Oil traded near $30 a barrel as Iran loaded its first cargo to Europe since international sanctions ended and Chinese crude imports eased from a record. West Texas Intermediate futures rose as much as 1.7 percent in New York after surging 12 percent on Friday, while Brent in London climbed as much as 1.1 percent. A tanker for France’s Total SA was being loaded Sunday at Kharg Island while vessels chartered for Chinese and Spanish companies were due to arrive later the same day, an Iranian oil ministry official said. Increased Iranian supplies could push up crude storage, threatening a further drop in prices. “The basic idea in the market is that inventories may hit tank-top levels, which would require oil prices to drop to $20 or lower,” Andy Sommer, an analyst at Axpo Trading AG in Dietikon, Switzerland, said by e-mail. “Weak economies or strong Iranian supplies raises the risk that inventories will hit tank-top levels.” Oil in New York is down about 20 percent this year amid the outlook for increased Iranian exports and BP Plc predicts the market will remain “tough and choppy” in the first half as it contends with a surplus of 1 million barrels a day.

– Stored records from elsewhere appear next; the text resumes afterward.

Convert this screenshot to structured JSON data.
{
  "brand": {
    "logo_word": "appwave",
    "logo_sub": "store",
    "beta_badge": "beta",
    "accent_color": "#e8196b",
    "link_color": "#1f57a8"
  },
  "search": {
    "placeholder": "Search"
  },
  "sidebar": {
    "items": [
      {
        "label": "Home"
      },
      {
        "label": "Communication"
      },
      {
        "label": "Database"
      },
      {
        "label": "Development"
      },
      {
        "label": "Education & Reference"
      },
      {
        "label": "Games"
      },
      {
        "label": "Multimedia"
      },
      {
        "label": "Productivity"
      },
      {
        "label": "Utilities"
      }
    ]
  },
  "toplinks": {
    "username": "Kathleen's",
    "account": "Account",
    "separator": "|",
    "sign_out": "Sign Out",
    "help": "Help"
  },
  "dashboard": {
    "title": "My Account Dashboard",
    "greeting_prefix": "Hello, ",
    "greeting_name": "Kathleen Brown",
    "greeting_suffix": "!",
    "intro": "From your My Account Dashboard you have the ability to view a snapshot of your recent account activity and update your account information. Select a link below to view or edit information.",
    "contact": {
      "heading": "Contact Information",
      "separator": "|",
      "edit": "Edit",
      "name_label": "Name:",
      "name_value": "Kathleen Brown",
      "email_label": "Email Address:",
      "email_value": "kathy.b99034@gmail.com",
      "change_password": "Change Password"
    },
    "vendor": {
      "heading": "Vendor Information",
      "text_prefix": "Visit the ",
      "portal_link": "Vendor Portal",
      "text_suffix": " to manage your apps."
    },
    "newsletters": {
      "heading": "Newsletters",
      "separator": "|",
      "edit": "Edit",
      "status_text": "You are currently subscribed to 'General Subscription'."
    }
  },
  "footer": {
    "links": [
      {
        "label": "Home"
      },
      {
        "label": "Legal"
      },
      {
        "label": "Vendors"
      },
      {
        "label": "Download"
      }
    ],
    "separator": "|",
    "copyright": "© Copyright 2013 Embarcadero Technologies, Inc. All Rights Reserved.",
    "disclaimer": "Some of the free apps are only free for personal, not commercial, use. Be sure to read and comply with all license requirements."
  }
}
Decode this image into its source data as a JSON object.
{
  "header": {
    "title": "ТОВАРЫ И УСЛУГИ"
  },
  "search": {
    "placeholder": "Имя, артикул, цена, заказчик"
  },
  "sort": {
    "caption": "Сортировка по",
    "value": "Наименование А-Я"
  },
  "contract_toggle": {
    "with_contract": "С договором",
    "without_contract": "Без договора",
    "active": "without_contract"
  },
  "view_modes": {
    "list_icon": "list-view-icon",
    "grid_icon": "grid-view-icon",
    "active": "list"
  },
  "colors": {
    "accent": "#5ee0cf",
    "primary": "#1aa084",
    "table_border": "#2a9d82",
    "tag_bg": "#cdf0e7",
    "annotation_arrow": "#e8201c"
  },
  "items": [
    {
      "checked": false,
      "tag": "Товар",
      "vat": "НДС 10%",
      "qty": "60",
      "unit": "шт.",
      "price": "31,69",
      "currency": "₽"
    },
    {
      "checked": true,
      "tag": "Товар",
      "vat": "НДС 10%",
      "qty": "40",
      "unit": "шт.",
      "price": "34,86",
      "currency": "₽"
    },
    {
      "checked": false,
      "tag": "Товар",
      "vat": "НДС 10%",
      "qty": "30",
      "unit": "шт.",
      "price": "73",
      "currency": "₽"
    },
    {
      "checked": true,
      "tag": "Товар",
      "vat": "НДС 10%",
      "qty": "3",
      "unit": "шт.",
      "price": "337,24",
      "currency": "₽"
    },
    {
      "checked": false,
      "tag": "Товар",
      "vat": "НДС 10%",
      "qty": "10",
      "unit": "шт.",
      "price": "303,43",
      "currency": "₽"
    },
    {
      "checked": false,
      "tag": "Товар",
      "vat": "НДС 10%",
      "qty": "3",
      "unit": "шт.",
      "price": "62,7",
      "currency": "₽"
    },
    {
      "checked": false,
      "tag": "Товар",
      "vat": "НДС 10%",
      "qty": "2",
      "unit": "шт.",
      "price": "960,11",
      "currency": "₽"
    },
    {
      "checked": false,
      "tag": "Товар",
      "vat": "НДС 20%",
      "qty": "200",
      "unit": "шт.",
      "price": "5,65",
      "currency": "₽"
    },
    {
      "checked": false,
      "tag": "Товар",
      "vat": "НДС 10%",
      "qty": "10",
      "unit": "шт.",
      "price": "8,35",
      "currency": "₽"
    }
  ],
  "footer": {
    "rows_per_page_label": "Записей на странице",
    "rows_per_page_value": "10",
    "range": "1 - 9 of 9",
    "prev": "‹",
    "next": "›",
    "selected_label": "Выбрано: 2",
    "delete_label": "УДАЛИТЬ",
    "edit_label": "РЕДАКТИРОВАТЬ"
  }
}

Speculators’ long positions in WTI through Feb. 9 rose to the highest since June, according to data from the U.S. Commodity Futures Trading Commission. WTI for March delivery gained as much as 49 cents to $29.93 a barrel on the New York Mercantile Exchange and was at $29.90 at 10:07 a.m. London time. The contract gained $3.23, or 12 percent, to close at $29.44 on Friday after dropping 19 percent the previous six sessions. Total volume traded was in line with the 100-day average. WTI prices lost 4.7 percent last week.

Iranian Shipments

Brent for April settlement increased as much as 37 cents to $33.73 a barrel on the London-based ICE Futures Europe exchange. The contract climbed $3.30 to close at $33.36 on Friday. The European benchmark crude was at a premium of $1.45 to WTI for April. Iran, which was the second-biggest producer in the Organization of Petroleum Exporting Countries before sanctions were intensified in 2012, is seeking to boost output by 1 million barrels a day and regain market share after penalties were lifted. Total, Spanish refiner Compania Espanola de Petroleos and Russia’s Lukoil PJSC all booked cargoes to sail from Kharg Island to European ports, according to shipping reports compiled by Bloomberg earlier this month. In the U.S., drillers idled rigs for an eighth week to the lowest level since January 2010, according to data from Baker Hughes Inc. The number of active rigs dropped by 28 to 439, the company said on its website Friday. Speculators’ long position in WTI rose by 1,152 contracts to 302,384 futures and options, according to CFTC data. Shorts, or bets that prices will decline, slipped 2.1 percent. Net-longs increased 5 percent to a three-month high. China’s crude imports declined 20 percent in January from December to the lowest in three months as state refiners slowed operations amid swelling stockpiles of fuel. The world’s largest energy consumer in January cut imports by 4.6 percent from a year ago to 26.69 million metric tons, or about 6.3 million barrels a day, according to preliminary data released Monday from the General Administration of Customs in Beijing. Imports reached a record 33.2 million tons in December.